Accession Number
32749
Medium
Watercolor and brush and black ink, with black and brown Conté crayon, on off-white wove paper, laid down on white wove paper
Dimensions
44 × 27.8 cm (17 3/8 × 11 in.)
Classification
watercolor
Credit Line
Gift of Dr. and Mrs. Gerhard D. Straus in memory of Mr. and Mrs. Jacob A. Martin
Background & Context
Background Story
"Midsummer in the Alleghenies" is a 1955 watercolor by Charles Ephraim Burchfield that captures the American visionary painter in his most exuberant and celebratory mode, the image showing the Pennsylvania mountains in the fullness of summer with a verdant intensity that suggests both the observed reality of the landscape and the transcendent vision of the artist's imagination. The composition is a vertical format, the trees and vegetation rendered with the watercolor, ink, and crayon on off-white paper that create a surface of extraordinary texture and tonal variety, the greens and browns of the midsummer forest creating an atmosphere of growth and abundance. The 1955 date places this work in the period of Burchfield's late maturity, when he was producing the watercolors that consolidated his reputation as the leading visionary artist in America and the heir to the Romantic tradition of Emerson and Thoreau.
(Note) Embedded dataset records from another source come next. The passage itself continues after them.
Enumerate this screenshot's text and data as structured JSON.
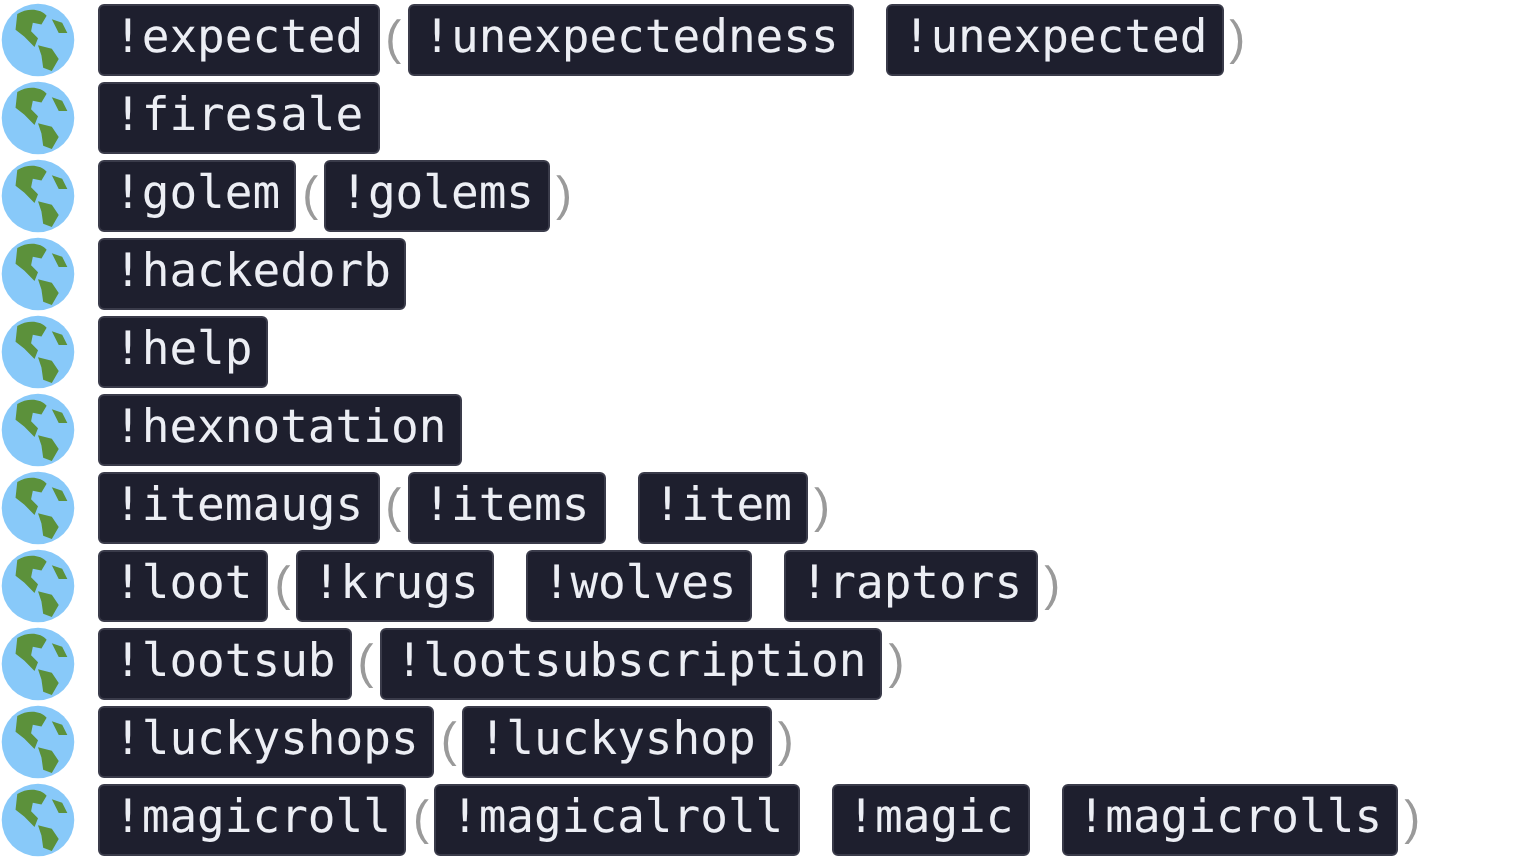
{
  "alias_open": "(",
  "alias_close": ")",
  "rows": [
    {
      "command": "!expected",
      "aliases": [
        "!unexpectedness",
        "!unexpected"
      ]
    },
    {
      "command": "!firesale",
      "aliases": []
    },
    {
      "command": "!golem",
      "aliases": [
        "!golems"
      ]
    },
    {
      "command": "!hackedorb",
      "aliases": []
    },
    {
      "command": "!help",
      "aliases": []
    },
    {
      "command": "!hexnotation",
      "aliases": []
    },
    {
      "command": "!itemaugs",
      "aliases": [
        "!items",
        "!item"
      ]
    },
    {
      "command": "!loot",
      "aliases": [
        "!krugs",
        "!wolves",
        "!raptors"
      ]
    },
    {
      "command": "!lootsub",
      "aliases": [
        "!lootsubscription"
      ]
    },
    {
      "command": "!luckyshops",
      "aliases": [
        "!luckyshop"
      ]
    },
    {
      "command": "!magicroll",
      "aliases": [
        "!magicalroll",
        "!magic",
        "!magicrolls"
      ]
    }
  ]
}
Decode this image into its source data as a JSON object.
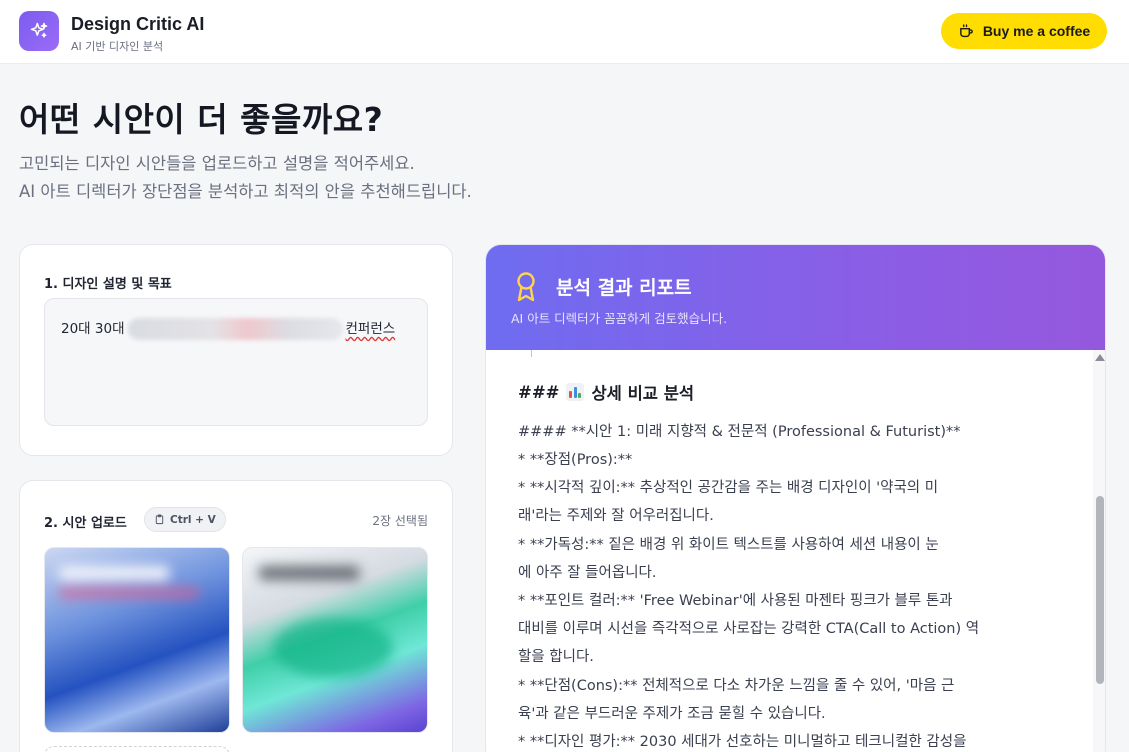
{
  "header": {
    "app_title": "Design Critic AI",
    "app_subtitle": "AI 기반 디자인 분석",
    "coffee_label": "Buy me a coffee"
  },
  "hero": {
    "title": "어떤 시안이 더 좋을까요?",
    "desc_line1": "고민되는 디자인 시안들을 업로드하고 설명을 적어주세요.",
    "desc_line2": "AI 아트 디렉터가 장단점을 분석하고 최적의 안을 추천해드립니다."
  },
  "description_card": {
    "label": "1. 디자인 설명 및 목표",
    "text_start": "20대 30대",
    "text_end": "컨퍼런스"
  },
  "upload_card": {
    "label": "2. 시안 업로드",
    "shortcut": "Ctrl + V",
    "selected_count": "2장 선택됨"
  },
  "report": {
    "title": "분석 결과 리포트",
    "subtitle": "AI 아트 디렉터가 꼼꼼하게 검토했습니다.",
    "heading_prefix": "###",
    "heading_text": "상세 비교 분석",
    "lines": [
      "#### **시안 1: 미래 지향적 & 전문적 (Professional & Futurist)**",
      "*    **장점(Pros):**",
      "     *    **시각적 깊이:** 추상적인 공간감을 주는 배경 디자인이 '약국의 미",
      "래'라는 주제와 잘 어우러집니다.",
      "     *    **가독성:** 짙은 배경 위 화이트 텍스트를 사용하여 세션 내용이 눈",
      "에 아주 잘 들어옵니다.",
      "     *    **포인트 컬러:** 'Free Webinar'에 사용된 마젠타 핑크가 블루 톤과",
      "대비를 이루며 시선을 즉각적으로 사로잡는 강력한 CTA(Call to Action) 역",
      "할을 합니다.",
      "*    **단점(Cons):** 전체적으로 다소 차가운 느낌을 줄 수 있어, '마음 근",
      "육'과 같은 부드러운 주제가 조금 묻힐 수 있습니다.",
      "*    **디자인 평가:** 2030 세대가 선호하는 미니멀하고 테크니컬한 감성을"
    ]
  },
  "colors": {
    "accent_purple": "#8a5ee6",
    "coffee_yellow": "#ffdd00"
  }
}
Art historians have connected this painting to the broader tradition of the American pastoral, from the Hudson River School to the regionalist landscapes of the 1930s, noting that Burchfield's treatment is more intense, more focused on the emotional and spiritual experience of the landscape than the topographical accuracy or the nostalgic idealization of these other traditions. The work also demonstrates Burchfield's mastery of mixed media: the combination of watercolor, ink, and crayon creates a surface of extraordinary visual interest that suggests both the physical texture of the vegetation and the atmospheric effects of light and shadow.
Cultural Impact
This 1955 watercolor made Allegheny midsummer exuberantly transcendent through vertical verdant texture-variety and off-white paper tonal richness, using late-mature visionary intensity to transform Pennsylvania forest into Emersonian spiritual abundance beyond Hudson River topographical accuracy.
Why It Matters
It matters because Burchfield painted summer in the mountains and made the paper feel like it was photosynthesizing—proving that even a forest could sing if the green was loud enough.